Question to the Department of Health and Social Care:
To ask the Secretary of State for Health and Social Care, what mechanisms are in place to ensure (a) local community and (b) patient engagement in the (i) design and (ii) delivery of new NHS hospital infrastructure.
Hospital 2.0 is the New Hospital Programme’s (NHP) approach to standardising the design for future hospitals and has been designed and developed with people with lived and learnt experiences throughout the stages of the design process, from strategic outline business cases, early plans to commissioning, and full operationalisation. Stakeholders include National Health Service staff, NHS trusts, royal colleges, patients, and the public, as well as the supply chain. Over 1,300 clinicians, over 400 patients and lived experience partners, and 57 architects and designers have worked alongside subject matter experts to feed into the design process.
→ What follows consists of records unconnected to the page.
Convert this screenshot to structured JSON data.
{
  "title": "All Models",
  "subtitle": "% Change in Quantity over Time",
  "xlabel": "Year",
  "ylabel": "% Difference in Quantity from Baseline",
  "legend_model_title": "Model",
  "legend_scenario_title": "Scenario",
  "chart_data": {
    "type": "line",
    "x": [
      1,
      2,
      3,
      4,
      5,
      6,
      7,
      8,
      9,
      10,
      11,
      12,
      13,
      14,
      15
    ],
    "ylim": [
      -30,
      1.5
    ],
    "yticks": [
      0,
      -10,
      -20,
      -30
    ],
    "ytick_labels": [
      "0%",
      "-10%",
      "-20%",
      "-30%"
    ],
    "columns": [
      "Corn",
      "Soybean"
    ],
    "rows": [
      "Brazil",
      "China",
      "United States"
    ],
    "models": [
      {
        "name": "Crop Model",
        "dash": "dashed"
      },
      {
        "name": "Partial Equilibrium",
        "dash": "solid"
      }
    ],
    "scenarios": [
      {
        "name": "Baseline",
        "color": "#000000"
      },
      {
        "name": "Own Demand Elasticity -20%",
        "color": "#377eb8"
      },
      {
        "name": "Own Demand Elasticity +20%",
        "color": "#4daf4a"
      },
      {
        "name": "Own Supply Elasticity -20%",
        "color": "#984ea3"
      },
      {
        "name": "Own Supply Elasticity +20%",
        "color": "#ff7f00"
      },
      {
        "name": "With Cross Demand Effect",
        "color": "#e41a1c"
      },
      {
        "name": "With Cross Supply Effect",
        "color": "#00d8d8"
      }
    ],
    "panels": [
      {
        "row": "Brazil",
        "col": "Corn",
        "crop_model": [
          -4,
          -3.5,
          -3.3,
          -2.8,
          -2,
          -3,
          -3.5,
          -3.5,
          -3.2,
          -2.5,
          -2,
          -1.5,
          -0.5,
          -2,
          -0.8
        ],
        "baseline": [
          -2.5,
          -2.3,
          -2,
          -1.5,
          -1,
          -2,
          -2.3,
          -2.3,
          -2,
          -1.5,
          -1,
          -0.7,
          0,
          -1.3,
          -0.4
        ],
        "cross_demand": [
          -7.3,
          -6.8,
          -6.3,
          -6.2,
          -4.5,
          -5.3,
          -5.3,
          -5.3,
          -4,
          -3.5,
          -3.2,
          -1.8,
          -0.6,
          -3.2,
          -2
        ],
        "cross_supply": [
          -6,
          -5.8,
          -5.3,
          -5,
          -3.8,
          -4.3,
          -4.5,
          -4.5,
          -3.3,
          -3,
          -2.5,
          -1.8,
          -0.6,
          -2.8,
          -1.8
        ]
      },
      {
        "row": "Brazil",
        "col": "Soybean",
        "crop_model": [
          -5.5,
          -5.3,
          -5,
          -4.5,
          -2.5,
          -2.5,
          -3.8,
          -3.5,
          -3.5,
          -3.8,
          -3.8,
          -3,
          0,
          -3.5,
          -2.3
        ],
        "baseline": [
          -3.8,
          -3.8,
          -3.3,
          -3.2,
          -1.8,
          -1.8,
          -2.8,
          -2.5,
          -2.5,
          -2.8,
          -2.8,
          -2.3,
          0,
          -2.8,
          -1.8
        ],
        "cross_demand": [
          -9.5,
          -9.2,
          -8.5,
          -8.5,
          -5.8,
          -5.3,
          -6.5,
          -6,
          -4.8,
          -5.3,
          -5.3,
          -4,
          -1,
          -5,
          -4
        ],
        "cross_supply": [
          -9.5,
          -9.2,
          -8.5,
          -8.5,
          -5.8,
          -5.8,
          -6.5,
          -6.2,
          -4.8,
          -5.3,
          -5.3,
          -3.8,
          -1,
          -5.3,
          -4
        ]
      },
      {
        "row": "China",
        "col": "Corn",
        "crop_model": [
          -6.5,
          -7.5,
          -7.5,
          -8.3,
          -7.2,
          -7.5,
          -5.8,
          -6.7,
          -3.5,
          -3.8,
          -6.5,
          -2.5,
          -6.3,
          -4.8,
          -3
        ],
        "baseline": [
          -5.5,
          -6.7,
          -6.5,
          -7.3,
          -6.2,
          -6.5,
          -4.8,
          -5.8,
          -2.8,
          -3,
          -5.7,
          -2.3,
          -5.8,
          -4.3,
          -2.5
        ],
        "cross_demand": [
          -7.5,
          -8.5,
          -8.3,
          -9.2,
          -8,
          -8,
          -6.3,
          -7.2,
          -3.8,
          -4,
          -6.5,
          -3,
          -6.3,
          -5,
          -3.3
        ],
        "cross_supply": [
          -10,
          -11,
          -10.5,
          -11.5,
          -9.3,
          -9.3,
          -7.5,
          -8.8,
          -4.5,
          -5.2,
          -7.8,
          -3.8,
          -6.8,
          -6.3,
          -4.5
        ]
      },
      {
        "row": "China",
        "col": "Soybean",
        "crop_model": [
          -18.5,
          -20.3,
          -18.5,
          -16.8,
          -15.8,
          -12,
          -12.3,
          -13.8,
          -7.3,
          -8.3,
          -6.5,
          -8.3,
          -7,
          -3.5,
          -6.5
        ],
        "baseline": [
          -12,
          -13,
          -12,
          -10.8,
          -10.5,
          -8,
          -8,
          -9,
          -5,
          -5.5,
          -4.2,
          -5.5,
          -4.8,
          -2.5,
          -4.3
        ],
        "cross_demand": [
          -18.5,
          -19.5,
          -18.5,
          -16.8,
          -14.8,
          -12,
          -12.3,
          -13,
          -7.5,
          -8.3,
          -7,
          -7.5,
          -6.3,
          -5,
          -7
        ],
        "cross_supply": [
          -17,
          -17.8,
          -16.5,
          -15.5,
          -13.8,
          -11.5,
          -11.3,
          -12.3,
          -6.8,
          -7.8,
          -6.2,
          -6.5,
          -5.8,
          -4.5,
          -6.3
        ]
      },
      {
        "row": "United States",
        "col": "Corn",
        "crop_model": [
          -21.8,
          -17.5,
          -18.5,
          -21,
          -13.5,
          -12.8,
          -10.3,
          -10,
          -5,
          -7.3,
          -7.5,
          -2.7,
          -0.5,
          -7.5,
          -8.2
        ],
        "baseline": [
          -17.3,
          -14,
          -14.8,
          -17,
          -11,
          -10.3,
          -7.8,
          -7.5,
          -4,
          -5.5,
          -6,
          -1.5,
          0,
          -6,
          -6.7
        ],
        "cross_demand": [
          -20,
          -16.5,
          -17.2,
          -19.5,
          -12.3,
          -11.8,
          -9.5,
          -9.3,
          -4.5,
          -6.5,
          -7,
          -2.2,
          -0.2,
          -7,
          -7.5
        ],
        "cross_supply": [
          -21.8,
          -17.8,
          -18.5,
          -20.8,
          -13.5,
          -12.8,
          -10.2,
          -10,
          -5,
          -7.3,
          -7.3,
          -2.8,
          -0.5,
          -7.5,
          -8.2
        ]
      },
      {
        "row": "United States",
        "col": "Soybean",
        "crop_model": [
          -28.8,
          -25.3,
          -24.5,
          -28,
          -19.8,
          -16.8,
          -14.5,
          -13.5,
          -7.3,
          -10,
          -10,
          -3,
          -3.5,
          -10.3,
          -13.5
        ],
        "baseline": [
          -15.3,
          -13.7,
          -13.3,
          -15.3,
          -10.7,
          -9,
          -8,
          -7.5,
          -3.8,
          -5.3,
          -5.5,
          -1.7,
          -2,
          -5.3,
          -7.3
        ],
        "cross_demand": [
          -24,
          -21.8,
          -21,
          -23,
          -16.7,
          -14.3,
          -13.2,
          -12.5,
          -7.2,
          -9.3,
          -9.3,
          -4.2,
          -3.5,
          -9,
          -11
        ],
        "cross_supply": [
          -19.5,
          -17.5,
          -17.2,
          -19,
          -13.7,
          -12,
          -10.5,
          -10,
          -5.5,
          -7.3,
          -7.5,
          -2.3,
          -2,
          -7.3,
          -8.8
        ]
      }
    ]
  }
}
This is to ensure that new hospitals will meet current and future healthcare needs, and that patients and staff are at the heart of its designs.
The NHP works collaboratively with NHS England and trusts to ensure that the design of each hospital is right-sized for local circumstances and tailored to the needs of the local community.
The NHP is currently embarking on another cycle of formal engagement workshops with key national stakeholders to showcase the current progress of Hospital 2.0 designs, with a workshop focussed on the patient and public perspectives.
Outside the NHP, the majority of investment in new hospital infrastructure relates to works on part of a site or to renovation and maintenance, and so is subject to local design considerations. When healthcare services are relocated to a new site a formal process of consultation is followed.
At a local level, integrated care boards are responsible for strategic infrastructure planning, managing the budget, and allocating funding according to local priorities in their area. Local systems have also developed infrastructure strategies to create a long-term plan for future estate requirements and investment for each local area and its needs.